16. BÖLÜM

328 49 38
                                    

26.08.2019
Keyifli okumalar 🌸
Satır aralarında yorumlar bırakmayı unutmayın, zira şu sıralar tek mutluluğum olur kendileri.

Odanın açılan kapısının sesiyle irkilerek uyandım. Kapı yavaş açılmasına rağmen iğne ucunda uyuyor gibi hissediyordum. Benim irkilmemle göğsüme sokulmuş olan Füsun biraz kıpırdandı, ardından hareketsizleşip uykusuna devam etti.

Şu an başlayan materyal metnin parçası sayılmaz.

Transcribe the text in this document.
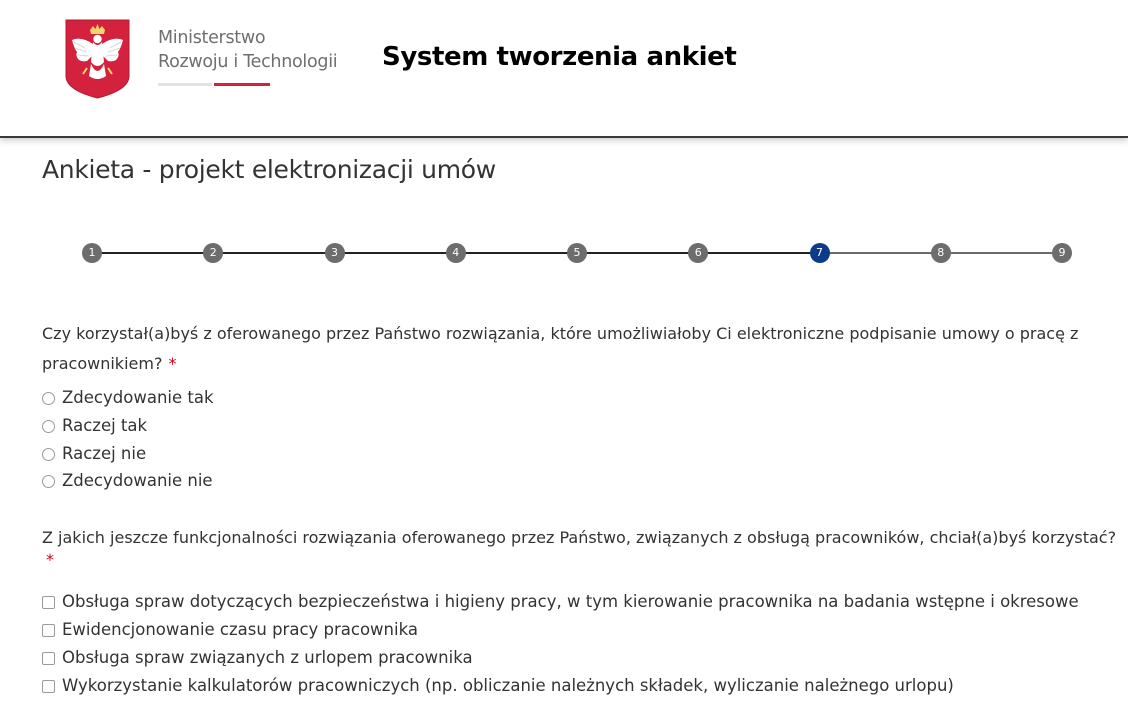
Ministerstwo
Rozwoju i Technologii System tworzenia ankiet
Ankieta - projekt elektronizacji umów
1	2	3	4	5	6	7	8	9
Czy korzystał(a)byś z oferowanego przez Państwo rozwiązania, które umożliwiałoby Ci elektroniczne podpisanie umowy o pracę z
pracownikiem? *
Zdecydowanie tak
Raczej tak
Raczej nie
Zdecydowanie nie
Z jakich jeszcze funkcjonalności rozwiązania oferowanego przez Państwo, związanych z obsługą pracowników, chciał(a)byś korzystać?
*
Obsługa spraw dotyczących bezpieczeństwa i higieny pracy, w tym kierowanie pracownika na badania wstępne i okresowe
Ewidencjonowanie czasu pracy pracownika
Obsługa spraw związanych z urlopem pracownika
Wykorzystanie kalkulatorów pracowniczych (np. obliczanie należnych składek, wyliczanie należnego urlopu)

"Uyandırdığım için üzgünüm." Karşımızda son derece kibar bir şekilde konuşan doktor uzun boyluydu ama biz otururken daha da uzun görünüyordu. "Müjde, güzel haberlerle geldim."

Doktor Müjde Hanım'ın ismini söylediğinde kafamı aniden çevirdiğimde bakışları bizim üstümüzdeydi ama o bakışlarda rahatsız eden bir şeyler yoktu. Doğal ve huzurluydu. Füsun'un gözlerine çok benzeyen gözlerinde mutluluk olduğunu bile düşünebilirdim. Yine de kendimden büyük birinin karşısında böyle bir saygısızlık etmek istemediğim için yavaşça doğrulmaya çalıştım.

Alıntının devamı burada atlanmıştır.